The editor invites chapter proposals for an edited collection exploring
the work of Dave the Potter, or David Drake (ca. 1800-1874), a
nineteenth-century African American slave and potter who worked in
Edgefield, South Carolina. In addition to making some of the largest
hand-built pottery of the period, Drake incised writing onto his
storage jars and pots—signatures, proverbs, couplets of poetry, and
witticisms. Some of this writing is documentational, but much of it is
proverbial and poetic. Overtly disobeying prohibitions against slave
literacy, these inscriptions range in tone from the audacious ("I made
this jar" or "Cash Wanted") to the absurd ("Making this Jar–I Had All
Thoughts/Lads & Gentlemen–Never Out Walks"). Save for a few
commentators, such as craft historian John Vlach, journalist and
fiction writer Leonard Todd, McKissick Museum curator Jill Beute
Koverman, and my own chapter in Fugitive Vision (Indiana, 2008), Dave
the Potter and the implications of his art and writing have hardly been
discussed by the scholarly community. This collection is an attempt to
rectify that scarcity of commentary.
Possible topics include:
- Dave the Potter as subject of contemporary art and writing in Leonard
Todd’s Carolina Clay, or Laban Carrick Hill and Bryan Collier’s award
winning children’s book Dave the Potter, or Chicago artist Theaster
Gates’s exhibit and installation “To Speculate Darkly”.

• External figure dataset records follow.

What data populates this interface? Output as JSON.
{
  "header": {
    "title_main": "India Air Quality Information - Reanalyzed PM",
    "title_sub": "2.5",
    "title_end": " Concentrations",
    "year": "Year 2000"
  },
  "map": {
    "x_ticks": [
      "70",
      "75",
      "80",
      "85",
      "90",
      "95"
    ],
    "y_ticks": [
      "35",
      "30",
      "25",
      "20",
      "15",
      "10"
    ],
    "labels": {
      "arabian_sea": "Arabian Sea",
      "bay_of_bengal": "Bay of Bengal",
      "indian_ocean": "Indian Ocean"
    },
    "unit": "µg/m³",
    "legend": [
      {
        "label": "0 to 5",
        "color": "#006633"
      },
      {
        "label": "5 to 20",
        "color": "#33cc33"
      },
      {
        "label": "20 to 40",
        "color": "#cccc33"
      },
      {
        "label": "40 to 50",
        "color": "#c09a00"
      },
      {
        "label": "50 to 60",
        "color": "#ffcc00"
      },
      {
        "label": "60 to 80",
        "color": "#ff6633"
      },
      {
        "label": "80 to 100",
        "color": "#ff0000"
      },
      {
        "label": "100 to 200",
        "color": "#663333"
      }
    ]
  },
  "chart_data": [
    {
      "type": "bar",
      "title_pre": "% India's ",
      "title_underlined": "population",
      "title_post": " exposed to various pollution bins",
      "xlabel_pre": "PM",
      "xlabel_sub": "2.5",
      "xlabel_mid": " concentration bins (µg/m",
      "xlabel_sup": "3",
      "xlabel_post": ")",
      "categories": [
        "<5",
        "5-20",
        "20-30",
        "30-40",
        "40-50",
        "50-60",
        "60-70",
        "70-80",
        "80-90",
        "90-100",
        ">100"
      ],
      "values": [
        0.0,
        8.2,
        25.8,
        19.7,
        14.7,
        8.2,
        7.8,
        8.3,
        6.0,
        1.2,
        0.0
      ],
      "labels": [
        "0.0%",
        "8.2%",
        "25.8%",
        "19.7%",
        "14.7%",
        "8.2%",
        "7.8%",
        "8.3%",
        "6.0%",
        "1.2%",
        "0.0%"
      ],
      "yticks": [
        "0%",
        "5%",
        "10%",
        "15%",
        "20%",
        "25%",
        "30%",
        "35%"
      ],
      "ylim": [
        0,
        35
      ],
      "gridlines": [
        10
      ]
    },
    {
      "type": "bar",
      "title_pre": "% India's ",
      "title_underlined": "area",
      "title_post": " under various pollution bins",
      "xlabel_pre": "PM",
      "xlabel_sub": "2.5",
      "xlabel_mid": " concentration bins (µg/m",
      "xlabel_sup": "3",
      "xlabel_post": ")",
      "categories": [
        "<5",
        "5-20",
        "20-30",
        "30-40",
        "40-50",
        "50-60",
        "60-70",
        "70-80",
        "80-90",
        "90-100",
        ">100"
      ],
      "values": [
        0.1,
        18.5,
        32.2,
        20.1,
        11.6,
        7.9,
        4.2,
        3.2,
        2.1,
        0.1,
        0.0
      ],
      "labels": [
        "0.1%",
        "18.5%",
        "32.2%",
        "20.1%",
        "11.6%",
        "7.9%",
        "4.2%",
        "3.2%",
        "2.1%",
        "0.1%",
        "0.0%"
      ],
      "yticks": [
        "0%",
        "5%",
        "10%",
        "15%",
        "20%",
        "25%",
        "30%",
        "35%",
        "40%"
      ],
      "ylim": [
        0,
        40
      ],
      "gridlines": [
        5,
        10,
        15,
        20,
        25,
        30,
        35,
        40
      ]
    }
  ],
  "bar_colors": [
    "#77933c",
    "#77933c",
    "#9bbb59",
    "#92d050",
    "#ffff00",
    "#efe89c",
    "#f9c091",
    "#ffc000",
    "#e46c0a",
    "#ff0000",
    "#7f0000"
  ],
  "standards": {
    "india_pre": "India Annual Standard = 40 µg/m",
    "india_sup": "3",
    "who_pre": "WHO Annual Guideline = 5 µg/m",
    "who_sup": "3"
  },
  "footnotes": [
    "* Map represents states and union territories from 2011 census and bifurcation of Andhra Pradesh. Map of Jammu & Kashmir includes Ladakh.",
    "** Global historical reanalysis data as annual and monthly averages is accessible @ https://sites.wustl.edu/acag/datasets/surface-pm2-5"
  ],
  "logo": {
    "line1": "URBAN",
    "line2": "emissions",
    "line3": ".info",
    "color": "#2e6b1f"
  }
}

- Dave’s place in a revamped art history or literary canon of the US,
of South Carolina, of African Americans, or of the Diaspora
- Comparisons of Dave and other artisans, artists, or writers
- Dave’s work as the site for an intervention into theories or methods
of critical race studies, history, art history, slave signatures,
inscriptions, poetry, heroic couplets, hybridity, pottery, colonoware,
ceramic form, notions of interdisciplinarity, fungibility, canonicity,
Diaspora, etc.
- Analyses (from a range of approaches) of Dave’s poetic inscriptions
as well as his vessels
This list is more suggestive than exhaustive: the editor and the
university presses interested in this collection welcome a range of
topics, approaches, and disciplines.
Queries should be submitted to michael.chaneydartmouth.edu.
Please send 400-600 word proposals as well as a C.V. to the same email
address by March 1st 2012. Completed chapter-essays for accepted
proposals will be due by June 1st 2012.